Functions of normal operators under perturbations

TL;DR

This paper extends sharp estimates for functions of operators from self-adjoint to normal operators, establishing bounds based on function classes and operator differences, including Lipschitz and Schatten class properties.

Contribution

It generalizes existing results to normal operators, providing new bounds for functions in Hölder, Besov, and modulus of continuity classes under perturbations.

Findings

Established Hölder continuity bounds for normal operators

Proved operator Lipschitz property for Besov class functions

Analyzed Schatten-von Neumann class properties of operator differences

Abstract

In \cite{Pe1}, \cite{Pe2}, \cite{AP1}, \cite{AP2}, and \cite{AP3} sharp estimates for $f(A)-f(B)$ were obtained for self-adjoint operators $A$ and $B$ and for various classes of functions $f$ on the real line $\R$. In this paper we extend those results to the case of functions of normal operators.
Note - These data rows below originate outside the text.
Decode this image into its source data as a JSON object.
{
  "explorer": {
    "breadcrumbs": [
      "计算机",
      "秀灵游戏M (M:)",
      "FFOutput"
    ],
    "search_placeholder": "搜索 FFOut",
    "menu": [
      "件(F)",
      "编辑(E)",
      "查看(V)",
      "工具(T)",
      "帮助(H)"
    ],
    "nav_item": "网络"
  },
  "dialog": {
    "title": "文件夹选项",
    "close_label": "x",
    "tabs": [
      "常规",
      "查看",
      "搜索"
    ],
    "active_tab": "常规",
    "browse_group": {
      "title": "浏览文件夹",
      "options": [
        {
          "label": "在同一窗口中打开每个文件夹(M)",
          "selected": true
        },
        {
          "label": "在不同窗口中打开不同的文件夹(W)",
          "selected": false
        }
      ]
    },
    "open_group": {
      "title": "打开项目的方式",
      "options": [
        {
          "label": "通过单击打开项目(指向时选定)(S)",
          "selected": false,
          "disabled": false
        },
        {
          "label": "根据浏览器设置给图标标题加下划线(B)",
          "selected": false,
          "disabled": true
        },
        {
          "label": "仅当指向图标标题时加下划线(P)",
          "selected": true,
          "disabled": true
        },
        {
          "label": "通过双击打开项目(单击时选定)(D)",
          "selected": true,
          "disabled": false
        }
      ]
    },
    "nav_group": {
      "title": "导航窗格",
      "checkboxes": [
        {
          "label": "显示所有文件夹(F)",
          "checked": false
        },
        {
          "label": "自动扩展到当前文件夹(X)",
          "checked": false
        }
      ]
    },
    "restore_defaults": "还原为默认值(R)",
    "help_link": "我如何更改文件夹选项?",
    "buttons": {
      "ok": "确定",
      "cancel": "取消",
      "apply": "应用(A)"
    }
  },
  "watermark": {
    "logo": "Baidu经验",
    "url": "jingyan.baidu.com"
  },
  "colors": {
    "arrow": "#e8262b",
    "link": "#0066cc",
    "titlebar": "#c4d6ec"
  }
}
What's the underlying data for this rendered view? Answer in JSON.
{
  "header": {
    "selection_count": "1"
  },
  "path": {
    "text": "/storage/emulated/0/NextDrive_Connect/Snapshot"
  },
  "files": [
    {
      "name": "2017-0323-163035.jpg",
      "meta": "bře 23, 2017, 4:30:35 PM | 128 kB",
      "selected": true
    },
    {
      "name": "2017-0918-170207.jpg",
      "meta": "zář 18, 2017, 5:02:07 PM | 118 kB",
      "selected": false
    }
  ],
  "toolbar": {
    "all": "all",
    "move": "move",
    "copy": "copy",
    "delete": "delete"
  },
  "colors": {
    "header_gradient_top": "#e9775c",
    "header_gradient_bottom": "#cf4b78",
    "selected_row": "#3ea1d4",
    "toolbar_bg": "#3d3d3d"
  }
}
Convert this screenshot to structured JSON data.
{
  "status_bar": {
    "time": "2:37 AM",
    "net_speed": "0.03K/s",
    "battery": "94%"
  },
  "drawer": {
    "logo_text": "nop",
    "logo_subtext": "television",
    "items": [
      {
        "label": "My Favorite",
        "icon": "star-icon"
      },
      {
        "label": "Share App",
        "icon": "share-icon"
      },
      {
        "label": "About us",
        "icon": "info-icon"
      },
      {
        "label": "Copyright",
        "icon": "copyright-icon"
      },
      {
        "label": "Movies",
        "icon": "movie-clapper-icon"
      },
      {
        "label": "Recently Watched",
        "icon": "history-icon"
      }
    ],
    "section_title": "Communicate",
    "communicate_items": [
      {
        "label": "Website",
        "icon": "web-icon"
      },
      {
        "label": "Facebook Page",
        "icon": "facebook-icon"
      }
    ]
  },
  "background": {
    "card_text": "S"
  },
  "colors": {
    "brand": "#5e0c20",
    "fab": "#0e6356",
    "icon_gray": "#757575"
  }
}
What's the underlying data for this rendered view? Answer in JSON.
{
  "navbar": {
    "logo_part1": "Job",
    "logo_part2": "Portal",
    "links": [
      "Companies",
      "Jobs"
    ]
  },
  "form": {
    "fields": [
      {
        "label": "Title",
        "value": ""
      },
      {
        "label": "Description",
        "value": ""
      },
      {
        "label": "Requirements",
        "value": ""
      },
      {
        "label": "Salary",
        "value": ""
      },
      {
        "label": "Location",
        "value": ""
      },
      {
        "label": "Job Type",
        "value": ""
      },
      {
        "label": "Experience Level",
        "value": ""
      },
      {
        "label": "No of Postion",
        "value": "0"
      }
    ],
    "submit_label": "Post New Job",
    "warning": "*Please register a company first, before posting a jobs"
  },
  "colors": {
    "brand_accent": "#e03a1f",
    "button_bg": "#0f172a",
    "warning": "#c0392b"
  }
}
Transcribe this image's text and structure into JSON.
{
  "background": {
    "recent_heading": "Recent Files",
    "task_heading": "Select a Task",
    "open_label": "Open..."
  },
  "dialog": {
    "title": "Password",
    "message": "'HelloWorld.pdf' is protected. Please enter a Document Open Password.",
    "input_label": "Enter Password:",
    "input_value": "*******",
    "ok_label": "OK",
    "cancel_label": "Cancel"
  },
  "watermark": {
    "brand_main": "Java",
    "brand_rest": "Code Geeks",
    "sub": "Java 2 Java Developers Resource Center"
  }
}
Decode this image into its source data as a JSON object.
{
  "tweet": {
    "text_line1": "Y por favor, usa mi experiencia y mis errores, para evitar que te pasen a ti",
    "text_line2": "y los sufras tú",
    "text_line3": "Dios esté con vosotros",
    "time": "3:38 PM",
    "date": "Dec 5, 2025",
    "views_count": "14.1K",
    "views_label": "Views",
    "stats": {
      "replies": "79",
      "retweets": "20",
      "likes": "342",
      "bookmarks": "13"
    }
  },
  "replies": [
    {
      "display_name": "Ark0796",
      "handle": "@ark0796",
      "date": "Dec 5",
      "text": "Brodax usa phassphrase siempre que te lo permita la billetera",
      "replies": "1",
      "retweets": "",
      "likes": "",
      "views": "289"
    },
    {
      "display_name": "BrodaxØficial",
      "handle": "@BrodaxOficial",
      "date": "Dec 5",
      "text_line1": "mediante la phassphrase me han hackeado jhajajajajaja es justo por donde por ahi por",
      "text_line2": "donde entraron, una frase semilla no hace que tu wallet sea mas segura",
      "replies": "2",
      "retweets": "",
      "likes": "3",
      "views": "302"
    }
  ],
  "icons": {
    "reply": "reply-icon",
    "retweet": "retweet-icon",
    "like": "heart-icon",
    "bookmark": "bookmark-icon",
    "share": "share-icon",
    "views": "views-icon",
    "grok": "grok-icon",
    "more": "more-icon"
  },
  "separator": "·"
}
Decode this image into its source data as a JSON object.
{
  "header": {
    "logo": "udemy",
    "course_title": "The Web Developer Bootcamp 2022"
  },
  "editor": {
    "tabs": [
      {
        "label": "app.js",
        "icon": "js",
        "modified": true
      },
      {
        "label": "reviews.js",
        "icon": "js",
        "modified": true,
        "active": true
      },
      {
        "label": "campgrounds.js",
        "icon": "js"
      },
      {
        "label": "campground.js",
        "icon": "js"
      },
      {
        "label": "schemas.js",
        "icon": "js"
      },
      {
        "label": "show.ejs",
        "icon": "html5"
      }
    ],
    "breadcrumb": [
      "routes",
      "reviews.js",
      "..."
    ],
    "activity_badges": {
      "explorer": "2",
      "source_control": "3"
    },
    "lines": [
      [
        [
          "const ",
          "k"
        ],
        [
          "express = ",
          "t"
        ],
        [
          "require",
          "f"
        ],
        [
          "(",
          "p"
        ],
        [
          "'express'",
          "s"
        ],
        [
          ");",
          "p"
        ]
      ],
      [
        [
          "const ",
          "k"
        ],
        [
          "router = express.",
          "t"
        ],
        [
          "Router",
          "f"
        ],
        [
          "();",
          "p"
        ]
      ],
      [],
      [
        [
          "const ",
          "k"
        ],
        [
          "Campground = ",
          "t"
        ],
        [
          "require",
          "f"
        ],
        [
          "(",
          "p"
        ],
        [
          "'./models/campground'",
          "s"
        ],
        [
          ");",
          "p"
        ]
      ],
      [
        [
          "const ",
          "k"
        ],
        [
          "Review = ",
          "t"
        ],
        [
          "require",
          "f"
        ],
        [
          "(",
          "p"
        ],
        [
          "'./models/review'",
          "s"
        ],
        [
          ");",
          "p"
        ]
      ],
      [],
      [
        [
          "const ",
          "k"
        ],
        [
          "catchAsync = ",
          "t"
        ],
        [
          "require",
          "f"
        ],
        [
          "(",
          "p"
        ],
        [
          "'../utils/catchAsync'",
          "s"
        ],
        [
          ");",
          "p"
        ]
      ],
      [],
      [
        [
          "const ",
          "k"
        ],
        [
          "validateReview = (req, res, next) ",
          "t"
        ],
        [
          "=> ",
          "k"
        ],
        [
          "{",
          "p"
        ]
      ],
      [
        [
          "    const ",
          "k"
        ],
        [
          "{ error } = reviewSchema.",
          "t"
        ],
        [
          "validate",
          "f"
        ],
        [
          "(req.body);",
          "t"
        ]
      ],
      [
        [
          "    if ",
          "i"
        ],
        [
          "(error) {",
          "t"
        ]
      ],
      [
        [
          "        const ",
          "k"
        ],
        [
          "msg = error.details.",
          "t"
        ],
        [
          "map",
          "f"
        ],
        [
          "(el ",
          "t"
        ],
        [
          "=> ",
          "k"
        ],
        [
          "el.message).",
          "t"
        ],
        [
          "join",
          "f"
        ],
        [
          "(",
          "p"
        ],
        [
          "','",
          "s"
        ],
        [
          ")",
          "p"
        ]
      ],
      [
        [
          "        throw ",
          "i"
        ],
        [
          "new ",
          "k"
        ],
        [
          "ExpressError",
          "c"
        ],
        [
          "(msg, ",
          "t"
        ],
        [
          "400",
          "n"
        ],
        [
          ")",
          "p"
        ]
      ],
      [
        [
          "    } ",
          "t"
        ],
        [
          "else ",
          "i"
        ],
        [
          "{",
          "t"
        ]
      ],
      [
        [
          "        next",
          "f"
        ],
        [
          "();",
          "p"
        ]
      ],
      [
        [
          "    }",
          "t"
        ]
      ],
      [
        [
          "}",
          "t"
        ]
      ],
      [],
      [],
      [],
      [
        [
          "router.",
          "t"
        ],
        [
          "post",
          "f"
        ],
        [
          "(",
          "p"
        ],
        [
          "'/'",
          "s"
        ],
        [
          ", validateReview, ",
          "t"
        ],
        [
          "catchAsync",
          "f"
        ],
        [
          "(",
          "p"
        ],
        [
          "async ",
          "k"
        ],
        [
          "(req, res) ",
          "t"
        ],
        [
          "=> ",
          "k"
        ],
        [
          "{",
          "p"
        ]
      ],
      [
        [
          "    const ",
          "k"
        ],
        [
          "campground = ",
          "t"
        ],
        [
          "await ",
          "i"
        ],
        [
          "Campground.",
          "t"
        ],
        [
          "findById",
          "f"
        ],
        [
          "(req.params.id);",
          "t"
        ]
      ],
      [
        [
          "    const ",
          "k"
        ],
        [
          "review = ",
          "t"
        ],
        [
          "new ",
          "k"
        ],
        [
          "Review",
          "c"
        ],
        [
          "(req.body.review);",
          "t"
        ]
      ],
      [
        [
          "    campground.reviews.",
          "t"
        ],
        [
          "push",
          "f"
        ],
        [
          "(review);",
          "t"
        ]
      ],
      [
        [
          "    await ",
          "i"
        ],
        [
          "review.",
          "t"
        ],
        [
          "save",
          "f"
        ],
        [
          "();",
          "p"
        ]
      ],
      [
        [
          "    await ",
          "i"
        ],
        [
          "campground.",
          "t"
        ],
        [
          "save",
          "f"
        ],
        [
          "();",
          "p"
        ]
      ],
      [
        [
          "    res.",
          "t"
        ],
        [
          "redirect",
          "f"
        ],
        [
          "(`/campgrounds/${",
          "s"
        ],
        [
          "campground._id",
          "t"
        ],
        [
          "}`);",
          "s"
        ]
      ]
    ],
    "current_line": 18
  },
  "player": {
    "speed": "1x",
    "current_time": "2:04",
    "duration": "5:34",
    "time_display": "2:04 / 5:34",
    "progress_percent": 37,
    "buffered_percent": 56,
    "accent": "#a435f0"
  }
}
We show that if a function $f$ belongs to the H\"older class $\L_\a(\R^2)$, $0<\a<1$, of functions of two variables, and $N_1$ and $N_2$ are normal operators, then $\|f(N_1)-f(N_2)\|\le\const\|f\|_{\L_\a}\|N_1-N_2\|^\a$. We obtain a more general result for functions in the space $\L_\o(\R^2)=\big\{f:~|f(\z_1)-f(\z_2)|\le\const\o(|\z_1-\z_2|)\big\}$ for an arbitrary modulus of continuity $\o$. We prove that if $f$ belongs to the Besov class $B_{\be1}^1(\R^2)$, then it is operator Lipschitz, i.e., $\|f(N_1)-f(N_2)\|\le\const\|f\|_{B_{\be1}^1}\|N_1-N_2\|$. We also study properties of $f(N_1)-f(N_2)$ in the case when $f\in\L_\a(\R^2)$ and $N_1-N_2$ belongs to the Schatten-von Neuman class $\bS_p$.